Book-bot.com - read famous books online for free

Crisis, the — Volume 07 by Winston Churchill
page 59 of 71 (83%)

Even as she spoke she was with this man again at the Brinsmade gate.
Those had been her very words! Intuition told her that he, too, was
thinking of that time. Now he had found her at his desk, and, as if that
were not humiliation enough, with one of his books taken down and laid
open at his signature. Suffused, she groped for words to carry her on.

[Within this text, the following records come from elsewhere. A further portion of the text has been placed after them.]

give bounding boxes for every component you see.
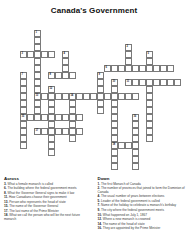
clue-number: 3. [4,182,8,186]
grid-cell[interactable] [41,128,48,135]
grid-cell[interactable] [34,86,41,93]
grid-cell[interactable] [132,93,139,100]
cell-number: 3 [21,52,22,55]
grid-cell[interactable] [104,93,111,100]
grid-cell[interactable] [34,100,41,107]
grid-cell[interactable] [132,142,139,149]
grid-cell[interactable] [139,65,146,72]
grid-cell[interactable]: 5 [146,51,153,58]
grid-cell[interactable] [76,114,83,121]
grid-cell[interactable] [146,114,153,121]
grid-cell[interactable] [167,65,174,72]
grid-cell[interactable] [48,51,55,58]
grid-cell[interactable] [146,86,153,93]
grid-cell[interactable] [111,128,118,135]
grid-cell[interactable] [132,163,139,170]
grid-cell[interactable] [48,114,55,121]
grid-cell[interactable] [41,51,48,58]
clue-number: 17. [4,209,9,213]
grid-cell[interactable] [20,135,27,142]
grid-cell[interactable] [111,100,118,107]
clue-section: Across 3. What a female monarch is calle… [4,176,186,232]
grid-cell[interactable] [146,128,153,135]
grid-cell[interactable] [125,142,132,149]
grid-cell[interactable] [118,65,125,72]
grid-cell[interactable] [20,79,27,86]
clue-number: 18. [4,213,9,217]
grid-cell[interactable] [111,135,118,142]
grid-cell[interactable] [111,93,118,100]
grid-cell[interactable] [139,79,146,86]
down-header: Down [98,176,187,181]
grid-cell[interactable] [48,121,55,128]
grid-cell[interactable] [174,79,181,86]
grid-cell[interactable] [62,93,69,100]
grid-cell[interactable]: 15 [20,114,27,121]
grid-cell[interactable] [41,93,48,100]
down-clues: Down 1. The first Monarch of Canada2. Th… [98,176,187,232]
grid-cell[interactable]: 6 [104,65,111,72]
grid-cell[interactable] [34,58,41,65]
grid-cell[interactable] [48,142,55,149]
across-list: 3. What a female monarch is called6. The… [4,183,93,222]
grid-cell[interactable] [90,93,97,100]
grid-cell[interactable] [132,65,139,72]
cell-number: 17 [35,129,38,132]
grid-cell[interactable] [20,142,27,149]
clue-number: 7. [98,203,102,207]
grid-cell[interactable] [48,107,55,114]
grid-cell[interactable]: 17 [34,128,41,135]
grid-cell[interactable] [69,72,76,79]
grid-cell[interactable] [111,114,118,121]
grid-cell[interactable] [48,135,55,142]
grid-cell[interactable] [69,100,76,107]
clue-number: 5. [98,199,102,203]
grid-cell[interactable] [20,107,27,114]
grid-cell[interactable] [62,72,69,79]
grid-cell[interactable] [111,107,118,114]
grid-cell[interactable]: 3 [20,51,27,58]
grid-cell[interactable] [27,114,34,121]
grid-cell[interactable] [20,86,27,93]
grid-cell[interactable] [34,65,41,72]
cell-number: 7 [21,73,22,76]
grid-cell[interactable] [20,93,27,100]
clue-number: 8. [4,191,8,195]
grid-cell[interactable]: 7 [20,72,27,79]
grid-cell[interactable]: 18 [111,142,118,149]
grid-cell[interactable] [48,128,55,135]
grid-cell[interactable] [132,128,139,135]
clue-number: 13. [4,200,9,204]
grid-cell[interactable] [111,163,118,170]
grid-cell[interactable] [62,65,69,72]
grid-cell[interactable] [132,135,139,142]
grid-cell[interactable] [76,93,83,100]
grid-cell[interactable] [55,114,62,121]
grid-cell[interactable] [69,135,76,142]
grid-cell[interactable] [118,93,125,100]
grid-cell[interactable]: 12 [48,86,55,93]
clue-number: 4. [98,194,102,198]
cell-number: 12 [49,87,52,90]
grid-cell[interactable] [20,100,27,107]
grid-cell[interactable] [20,128,27,135]
puzzle-title: Canada's Government [0,0,188,15]
grid-cell[interactable] [97,107,104,114]
grid-cell[interactable] [146,100,153,107]
grid-cell[interactable] [111,65,118,72]
grid-cell[interactable] [34,51,41,58]
across-header: Across [4,176,93,181]
grid-cell[interactable] [97,86,104,93]
grid-cell[interactable] [111,121,118,128]
grid-cell[interactable]: 11 [125,79,132,86]
grid-cell[interactable] [146,79,153,86]
grid-cell[interactable] [69,107,76,114]
clue-item: 18. What we call the person who will be … [4,214,93,222]
worksheet-page: Canada's Government 12345678910111213141… [0,0,188,15]
grid-cell[interactable]: 14 [69,93,76,100]
grid-cell[interactable] [41,114,48,121]
grid-cell[interactable] [48,93,55,100]
grid-cell[interactable] [146,121,153,128]
grid-cell[interactable] [111,86,118,93]
grid-cell[interactable]: 9 [97,72,104,79]
grid-cell[interactable] [62,128,69,135]
grid-cell[interactable] [167,79,174,86]
clue-number: 15. [4,204,9,208]
clue-number: 10. [98,213,103,217]
down-list: 1. The first Monarch of Canada2. The num… [98,183,187,231]
grid-cell[interactable] [132,121,139,128]
grid-cell[interactable] [146,65,153,72]
cell-number: 10 [112,80,115,83]
grid-cell[interactable] [34,44,41,51]
grid-cell[interactable] [34,72,41,79]
grid-cell[interactable] [111,149,118,156]
grid-cell[interactable]: 16 [132,114,139,121]
clue-number: 16. [98,226,103,230]
grid-cell[interactable] [160,65,167,72]
grid-cell[interactable] [160,79,167,86]
grid-cell[interactable] [48,149,55,156]
crossword-grid: 123456789101112131415161718 [6,30,182,171]
grid-cell[interactable] [20,121,27,128]
grid-cell[interactable] [132,156,139,163]
grid-cell[interactable]: 10 [111,79,118,86]
cell-number: 16 [133,115,136,118]
grid-cell[interactable]: 1 [34,30,41,37]
grid-cell[interactable] [34,37,41,44]
grid-cell[interactable] [62,58,69,65]
grid-cell[interactable] [125,65,132,72]
grid-cell[interactable] [146,135,153,142]
across-clues: Across 3. What a female monarch is calle… [4,176,93,232]
grid-cell[interactable]: 4 [62,51,69,58]
clue-number: 11. [4,195,9,199]
cell-number: 5 [147,52,148,55]
clue-item: 16. They are appointed by the Prime Mini… [98,227,187,231]
grid-cell[interactable] [48,100,55,107]
grid-cell[interactable]: 8 [48,72,55,79]
grid-cell[interactable] [146,58,153,65]
clue-number: 2. [98,186,102,190]
cell-number: 9 [98,73,99,76]
cell-number: 2 [126,45,127,48]
cell-number: 8 [49,73,50,76]
cell-number: 6 [105,66,106,69]
grid-cell[interactable] [125,93,132,100]
grid-cell[interactable] [55,93,62,100]
cell-number: 18 [112,143,115,146]
grid-cell[interactable] [146,107,153,114]
grid-cell[interactable] [55,72,62,79]
grid-cell[interactable] [125,51,132,58]
grid-cell[interactable] [153,79,160,86]
cell-number: 13 [35,94,38,97]
clue-number: 12. [98,217,103,221]
grid-cell[interactable] [69,114,76,121]
grid-cell[interactable] [34,114,41,121]
cell-number: 11 [126,80,129,83]
cell-number: 15 [21,115,24,118]
grid-cell[interactable] [97,100,104,107]
clue-number: 6. [4,186,8,190]
grid-cell[interactable] [132,79,139,86]
grid-cell[interactable] [118,142,125,149]
grid-cell[interactable]: 2 [125,44,132,51]
grid-cell[interactable] [34,107,41,114]
grid-cell[interactable] [153,65,160,72]
cell-number: 14 [70,94,73,97]
grid-cell[interactable] [125,58,132,65]
clue-number: 9. [98,208,102,212]
grid-cell[interactable] [76,128,83,135]
grid-cell[interactable] [132,149,139,156]
grid-cell[interactable] [62,114,69,121]
grid-cell[interactable] [69,128,76,135]
grid-cell[interactable] [27,51,34,58]
grid-cell[interactable] [69,121,76,128]
grid-cell[interactable] [111,156,118,163]
cell-number: 4 [63,52,64,55]
cell-number: 1 [35,31,36,34]
grid-cell[interactable]: 13 [34,93,41,100]
grid-cell[interactable] [97,93,104,100]
grid-cell[interactable] [97,79,104,86]
grid-cell[interactable] [83,93,90,100]
clue-number: 14. [98,222,103,226]
grid-cell[interactable] [34,79,41,86]
grid-cell[interactable] [55,128,62,135]
clue-number: 1. [98,182,102,186]
grid-cell[interactable] [146,93,153,100]
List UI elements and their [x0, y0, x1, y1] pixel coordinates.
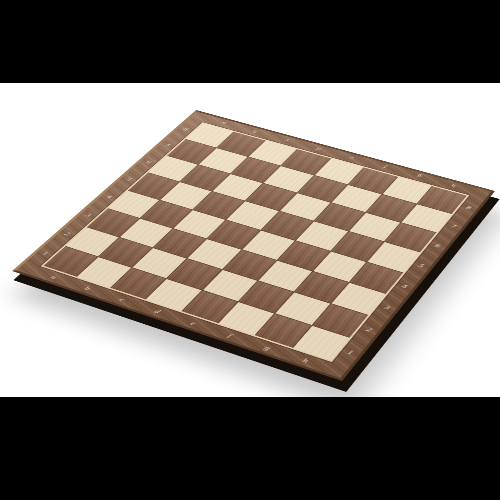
letterbox-bottom	[0, 397, 500, 500]
chess-board: abcdefgh abcdefgh 12345678 12345678	[12, 110, 495, 381]
letterbox-top	[0, 0, 500, 83]
board-grid	[41, 122, 470, 362]
product-photo-stage: abcdefgh abcdefgh 12345678 12345678	[0, 0, 500, 500]
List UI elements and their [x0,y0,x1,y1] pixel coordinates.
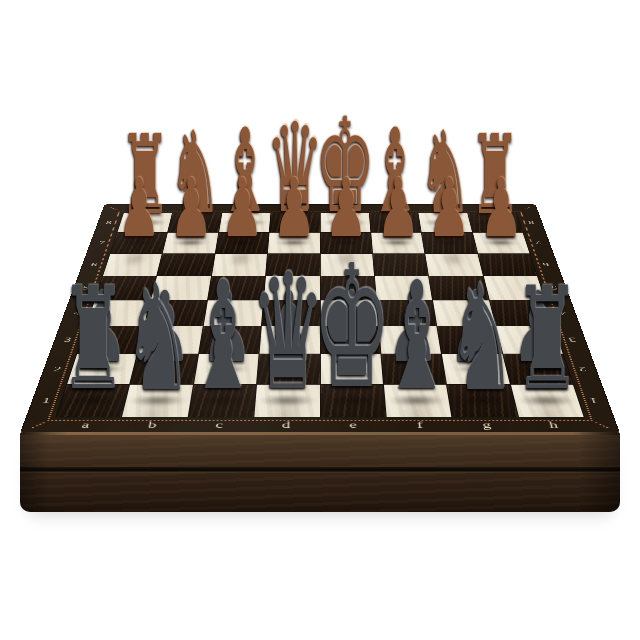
square-f3[interactable] [379,326,441,354]
square-d5[interactable] [264,276,320,300]
rank-label-left-6: 6 [81,261,107,268]
piece-reflection [336,250,357,268]
square-a5[interactable] [95,276,156,300]
rank-label-right-7: 7 [526,239,551,246]
rank-label-left-3: 3 [53,335,83,344]
square-b3[interactable] [138,326,202,354]
square-h3[interactable] [496,326,563,354]
square-d3[interactable] [260,326,320,354]
rank-label-right-5: 5 [540,284,567,292]
square-c3[interactable] [199,326,261,354]
square-a3[interactable] [77,326,144,354]
file-label-f: f [400,418,441,432]
chessboard-lid-top: abcdefgh8877665544332211 [20,204,620,433]
square-a4[interactable] [87,300,151,326]
piece-reflection [339,370,364,395]
square-g5[interactable] [429,276,488,300]
square-e4[interactable] [320,300,378,326]
square-h4[interactable] [490,300,554,326]
square-b5[interactable] [151,276,210,300]
rank-label-right-1: 1 [577,395,610,406]
file-label-c: c [199,418,240,432]
file-label-d: d [266,418,306,432]
rank-label-right-3: 3 [558,335,588,344]
rank-label-left-5: 5 [72,284,99,292]
rank-label-right-8: 8 [519,219,543,225]
rank-label-left-2: 2 [42,364,73,374]
file-label-e: e [334,418,374,432]
square-f4[interactable] [377,300,437,326]
rank-label-right-6: 6 [533,261,559,268]
square-h5[interactable] [483,276,544,300]
rank-label-left-8: 8 [97,219,121,225]
box-lid-seam [20,467,620,473]
file-label-h: h [532,418,576,432]
inlay-corner-accent [522,207,530,210]
rank-label-left-4: 4 [63,309,92,317]
square-e5[interactable] [320,276,376,300]
file-label-g: g [466,418,508,432]
square-c5[interactable] [208,276,265,300]
wooden-box-front [20,432,620,512]
square-b4[interactable] [145,300,207,326]
square-e3[interactable] [320,326,380,354]
chess-set-photo: abcdefgh8877665544332211 ♜♞♝♛♚♝♞♜♟♟♟♟♟♟♟… [0,0,640,640]
rank-label-right-4: 4 [549,309,578,317]
rank-label-left-1: 1 [30,395,63,406]
file-label-b: b [131,418,173,432]
square-f5[interactable] [375,276,432,300]
square-g3[interactable] [437,326,501,354]
inlay-corner-accent [31,422,45,428]
rank-label-left-7: 7 [89,239,114,246]
rank-label-right-2: 2 [567,364,598,374]
inlay-corner-accent [110,207,118,210]
piece-reflection [332,225,360,251]
square-c4[interactable] [203,300,263,326]
file-label-a: a [64,418,108,432]
square-g4[interactable] [433,300,495,326]
inlay-corner-accent [595,422,609,428]
square-d4[interactable] [262,300,320,326]
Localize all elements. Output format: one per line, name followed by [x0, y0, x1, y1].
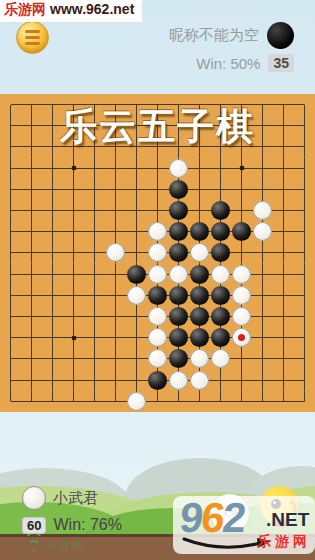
board-cell[interactable] — [126, 348, 147, 369]
player-name-row: 小武君 — [22, 486, 122, 510]
board-cell[interactable] — [63, 221, 84, 242]
opponent-win-rate: Win: 50% — [196, 55, 260, 72]
board-cell[interactable] — [105, 264, 126, 285]
black-stone — [169, 349, 188, 368]
board-cell[interactable] — [21, 221, 42, 242]
board-cell[interactable] — [0, 200, 21, 221]
board-cell[interactable] — [126, 242, 147, 263]
white-stone — [211, 265, 230, 284]
board-cell[interactable] — [210, 158, 231, 179]
white-stone — [106, 243, 125, 262]
board-cell[interactable] — [21, 158, 42, 179]
board-cell[interactable] — [105, 391, 126, 412]
board-cell[interactable] — [189, 369, 210, 390]
board-cell[interactable] — [252, 327, 273, 348]
board-cell[interactable] — [252, 242, 273, 263]
board-cell[interactable] — [231, 285, 252, 306]
board-cell[interactable] — [210, 285, 231, 306]
board-cell[interactable] — [210, 242, 231, 263]
board-cell[interactable] — [168, 369, 189, 390]
board-cell[interactable] — [168, 285, 189, 306]
board-cell[interactable] — [105, 369, 126, 390]
board-cell[interactable] — [21, 391, 42, 412]
white-stone — [169, 371, 188, 390]
logo-962: 962 — [177, 494, 246, 542]
board-cell[interactable] — [84, 200, 105, 221]
board-cell[interactable] — [42, 179, 63, 200]
player-name: 小武君 — [53, 489, 98, 508]
black-stone — [169, 201, 188, 220]
board-cell[interactable] — [126, 179, 147, 200]
board-cell[interactable] — [126, 369, 147, 390]
white-stone — [148, 265, 167, 284]
board-cell[interactable] — [147, 221, 168, 242]
board-cell[interactable] — [294, 221, 315, 242]
board-cell[interactable] — [105, 327, 126, 348]
board-cell[interactable] — [63, 285, 84, 306]
board-cell[interactable] — [189, 306, 210, 327]
board-cell[interactable] — [273, 369, 294, 390]
board-cell[interactable] — [294, 391, 315, 412]
board-cell[interactable] — [0, 327, 21, 348]
board-cell[interactable] — [126, 158, 147, 179]
black-stone — [190, 286, 209, 305]
board-cell[interactable] — [252, 221, 273, 242]
board-cell[interactable] — [105, 221, 126, 242]
board-cell[interactable] — [0, 179, 21, 200]
board-cell[interactable] — [231, 242, 252, 263]
board-cell[interactable] — [231, 306, 252, 327]
white-stone — [211, 349, 230, 368]
black-stone — [169, 328, 188, 347]
board-cell[interactable] — [0, 285, 21, 306]
board-cell[interactable] — [42, 369, 63, 390]
board-cell[interactable] — [0, 391, 21, 412]
board-cell[interactable] — [189, 327, 210, 348]
board-cell[interactable] — [84, 369, 105, 390]
board-cell[interactable] — [42, 158, 63, 179]
board-cell[interactable] — [63, 264, 84, 285]
board-cell[interactable] — [294, 348, 315, 369]
ground-watermark-text: 乐游网 — [46, 538, 85, 553]
board-cell[interactable] — [231, 369, 252, 390]
black-stone — [190, 265, 209, 284]
board-cell[interactable] — [252, 391, 273, 412]
black-stone — [169, 243, 188, 262]
board-cell[interactable] — [189, 264, 210, 285]
board-cell[interactable] — [147, 285, 168, 306]
board-cell[interactable] — [105, 179, 126, 200]
board-cell[interactable] — [84, 264, 105, 285]
board-cell[interactable] — [273, 200, 294, 221]
board-cell[interactable] — [42, 264, 63, 285]
white-stone — [232, 328, 251, 347]
white-stone — [190, 349, 209, 368]
board-cell[interactable] — [168, 242, 189, 263]
board-cell[interactable] — [42, 327, 63, 348]
board-cell[interactable] — [84, 391, 105, 412]
board-cell[interactable] — [273, 285, 294, 306]
app-screen: 乐游网www.962.net 昵称不能为空 Win: 50% 35 乐云五子棋 … — [0, 0, 315, 560]
board-cell[interactable] — [0, 158, 21, 179]
player-info: 小武君 60 Win: 76% — [22, 486, 122, 534]
board-cell[interactable] — [294, 158, 315, 179]
board-cell[interactable] — [105, 348, 126, 369]
black-stone — [169, 222, 188, 241]
board-cell[interactable] — [0, 369, 21, 390]
white-stone-avatar-icon — [22, 486, 46, 510]
white-stone — [148, 328, 167, 347]
board-cell[interactable] — [294, 285, 315, 306]
board-cell[interactable] — [21, 327, 42, 348]
board-cell[interactable] — [84, 158, 105, 179]
board-cell[interactable] — [252, 264, 273, 285]
wifi-dot-icon — [33, 549, 35, 551]
black-stone — [127, 265, 146, 284]
opponent-name-row: 昵称不能为空 — [169, 22, 294, 49]
black-stone-avatar-icon — [267, 22, 294, 49]
board-cell[interactable] — [63, 200, 84, 221]
board-cell[interactable] — [189, 200, 210, 221]
board-cell[interactable] — [21, 348, 42, 369]
board-cell[interactable] — [189, 348, 210, 369]
opponent-info: 昵称不能为空 Win: 50% 35 — [169, 22, 294, 72]
board-cell[interactable] — [147, 306, 168, 327]
black-stone — [169, 307, 188, 326]
board-cell[interactable] — [294, 264, 315, 285]
board-cell[interactable] — [84, 221, 105, 242]
board-cell[interactable] — [189, 285, 210, 306]
board-cell[interactable] — [42, 306, 63, 327]
board-cell[interactable] — [21, 179, 42, 200]
board-cell[interactable] — [126, 264, 147, 285]
board-cell[interactable] — [231, 221, 252, 242]
board-cell[interactable] — [273, 179, 294, 200]
site-url: www.962.net — [50, 1, 134, 17]
black-stone — [211, 286, 230, 305]
board-cell[interactable] — [42, 242, 63, 263]
last-move-marker-icon — [238, 334, 245, 341]
opponent-stats-row: Win: 50% 35 — [196, 54, 294, 72]
black-stone — [148, 286, 167, 305]
board-cell[interactable] — [126, 200, 147, 221]
board-cell[interactable] — [252, 285, 273, 306]
board-cell[interactable] — [273, 221, 294, 242]
board-cell[interactable] — [252, 306, 273, 327]
board-cell[interactable] — [168, 348, 189, 369]
board-cell[interactable] — [21, 306, 42, 327]
opponent-score-badge: 35 — [268, 54, 294, 72]
black-stone — [190, 328, 209, 347]
board-cell[interactable] — [273, 391, 294, 412]
black-stone — [232, 222, 251, 241]
board-cell[interactable] — [84, 327, 105, 348]
board-cell[interactable] — [210, 369, 231, 390]
board-cell[interactable] — [21, 264, 42, 285]
board-cell[interactable] — [273, 242, 294, 263]
board-cell[interactable] — [42, 200, 63, 221]
board-cell[interactable] — [147, 264, 168, 285]
board-cell[interactable] — [147, 242, 168, 263]
board-cell[interactable] — [210, 179, 231, 200]
board-cell[interactable] — [210, 327, 231, 348]
game-title-overlay: 乐云五子棋 — [0, 102, 315, 152]
board-cell[interactable] — [189, 391, 210, 412]
board-cell[interactable] — [294, 200, 315, 221]
board-cell[interactable] — [63, 369, 84, 390]
board-cell[interactable] — [147, 348, 168, 369]
board-cell[interactable] — [63, 242, 84, 263]
board-cell[interactable] — [0, 306, 21, 327]
board-cell[interactable] — [147, 158, 168, 179]
white-stone — [148, 349, 167, 368]
board-cell[interactable] — [168, 158, 189, 179]
board-cell[interactable] — [210, 264, 231, 285]
white-stone — [190, 371, 209, 390]
board-cell[interactable] — [168, 327, 189, 348]
board-cell[interactable] — [126, 221, 147, 242]
board-cell[interactable] — [126, 327, 147, 348]
board-cell[interactable] — [273, 158, 294, 179]
board-cell[interactable] — [63, 391, 84, 412]
black-stone — [148, 371, 167, 390]
board-cell[interactable] — [126, 285, 147, 306]
board-cell[interactable] — [168, 391, 189, 412]
board-cell[interactable] — [231, 264, 252, 285]
board-cell[interactable] — [126, 306, 147, 327]
opponent-name: 昵称不能为空 — [169, 26, 259, 45]
board-cell[interactable] — [84, 285, 105, 306]
board-cell[interactable] — [168, 179, 189, 200]
black-stone — [211, 307, 230, 326]
board-cell[interactable] — [21, 369, 42, 390]
board-cell[interactable] — [210, 221, 231, 242]
board-cell[interactable] — [63, 348, 84, 369]
board-cell[interactable] — [231, 179, 252, 200]
board-cell[interactable] — [147, 369, 168, 390]
board-cell[interactable] — [0, 242, 21, 263]
board-cell[interactable] — [273, 264, 294, 285]
board-cell[interactable] — [231, 391, 252, 412]
board-cell[interactable] — [63, 158, 84, 179]
white-stone — [232, 286, 251, 305]
board-cell[interactable] — [147, 327, 168, 348]
black-stone — [169, 180, 188, 199]
board-cell[interactable] — [189, 179, 210, 200]
board-cell[interactable] — [63, 327, 84, 348]
board-cell[interactable] — [105, 306, 126, 327]
board-cell[interactable] — [105, 242, 126, 263]
logo-net: .NET — [266, 509, 309, 531]
board-cell[interactable] — [294, 179, 315, 200]
board-cell[interactable] — [0, 221, 21, 242]
board-cell[interactable] — [252, 158, 273, 179]
white-stone — [169, 265, 188, 284]
board-cell[interactable] — [21, 242, 42, 263]
black-stone — [190, 222, 209, 241]
board-cell[interactable] — [21, 285, 42, 306]
site-watermark: 乐游网www.962.net — [0, 0, 142, 22]
board-cell[interactable] — [231, 327, 252, 348]
white-stone — [232, 307, 251, 326]
logo-brand: 乐游网 — [257, 533, 311, 551]
board-cell[interactable] — [252, 179, 273, 200]
hamburger-line-icon — [25, 42, 40, 45]
footer-logo-panel: 962 .NET 乐游网 — [173, 496, 315, 554]
white-stone — [253, 201, 272, 220]
board-cell[interactable] — [42, 221, 63, 242]
board-cell[interactable] — [105, 158, 126, 179]
board-cell[interactable] — [63, 306, 84, 327]
board-cell[interactable] — [252, 369, 273, 390]
black-stone — [211, 222, 230, 241]
white-stone — [127, 286, 146, 305]
board-cell[interactable] — [147, 200, 168, 221]
white-stone — [253, 222, 272, 241]
board-cell[interactable] — [84, 306, 105, 327]
board-cell[interactable] — [84, 242, 105, 263]
board-cell[interactable] — [84, 179, 105, 200]
board-cell[interactable] — [168, 200, 189, 221]
board-cell[interactable] — [42, 285, 63, 306]
board-cell[interactable] — [252, 348, 273, 369]
player-stats-row: 60 Win: 76% — [22, 516, 122, 534]
board-cell[interactable] — [294, 306, 315, 327]
black-stone — [169, 286, 188, 305]
board-cell[interactable] — [294, 242, 315, 263]
white-stone — [148, 222, 167, 241]
board-cell[interactable] — [273, 327, 294, 348]
board-cell[interactable] — [168, 221, 189, 242]
white-stone — [127, 392, 146, 411]
wifi-arc-icon — [28, 540, 41, 553]
board-cell[interactable] — [168, 306, 189, 327]
menu-coin-button[interactable] — [16, 21, 49, 54]
board-cell[interactable] — [189, 221, 210, 242]
board-cell[interactable] — [189, 242, 210, 263]
white-stone — [169, 159, 188, 178]
board-cell[interactable] — [0, 264, 21, 285]
board-cell[interactable] — [105, 285, 126, 306]
board-cell[interactable] — [231, 158, 252, 179]
player-win-rate: Win: 76% — [53, 516, 121, 534]
white-stone — [190, 243, 209, 262]
black-stone — [211, 243, 230, 262]
board-cell[interactable] — [189, 158, 210, 179]
board-cell[interactable] — [147, 391, 168, 412]
white-stone — [148, 243, 167, 262]
board-cell[interactable] — [273, 306, 294, 327]
board-cell[interactable] — [147, 179, 168, 200]
board-cell[interactable] — [294, 327, 315, 348]
board-cell[interactable] — [168, 264, 189, 285]
board-cell[interactable] — [105, 200, 126, 221]
logo-digit: 2 — [220, 494, 246, 541]
hamburger-line-icon — [25, 36, 40, 39]
site-brand: 乐游网 — [4, 1, 46, 17]
board-cell[interactable] — [42, 348, 63, 369]
board-cell[interactable] — [126, 391, 147, 412]
board-cell[interactable] — [84, 348, 105, 369]
board-cell[interactable] — [21, 200, 42, 221]
board-cell[interactable] — [210, 348, 231, 369]
board-cell[interactable] — [252, 200, 273, 221]
board-cell[interactable] — [231, 348, 252, 369]
board-cell[interactable] — [294, 369, 315, 390]
board-cell[interactable] — [231, 200, 252, 221]
player-score-badge: 60 — [22, 517, 46, 534]
board-cell[interactable] — [210, 306, 231, 327]
wifi-icon — [24, 536, 44, 552]
board-cell[interactable] — [0, 348, 21, 369]
black-stone — [211, 328, 230, 347]
white-stone — [148, 307, 167, 326]
board-cell[interactable] — [63, 179, 84, 200]
black-stone — [190, 307, 209, 326]
board-cell[interactable] — [210, 200, 231, 221]
board-cell[interactable] — [210, 391, 231, 412]
hamburger-line-icon — [25, 30, 40, 33]
black-stone — [211, 201, 230, 220]
board-cell[interactable] — [42, 391, 63, 412]
board-cell[interactable] — [273, 348, 294, 369]
white-stone — [232, 265, 251, 284]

"I am waiting for Clarence, Mr. Brice. He was here, and is gone
somewhere."

He did not seem to take account of the speech. And his silence--goad to
indiscretion--pressed her to add:-- "You saved him, Mr. Brice. I--we all
--thank you so much. And that is not all I want to say. It is a poor
enough acknowledgment of what you did,--for we have not always treated
you well." Her voice faltered almost to faintness, as he raised his hand
in pained protest. But she continued: "I shall regard it as a debt I can
never repay. It is not likely that in my life to come I can ever help
you, but I shall pray for that opportunity."

He interrupted her.

"I did nothing, Miss Carvel, nothing that the most unfeeling man in our
army would not do. Nothing that I would not have done for the merest
stranger."

"You saved him for me," she said.

O fateful words that spoke of themselves! She turned away from him for
very shame, and yet she heard him saying:-- "Yes, I saved him for you."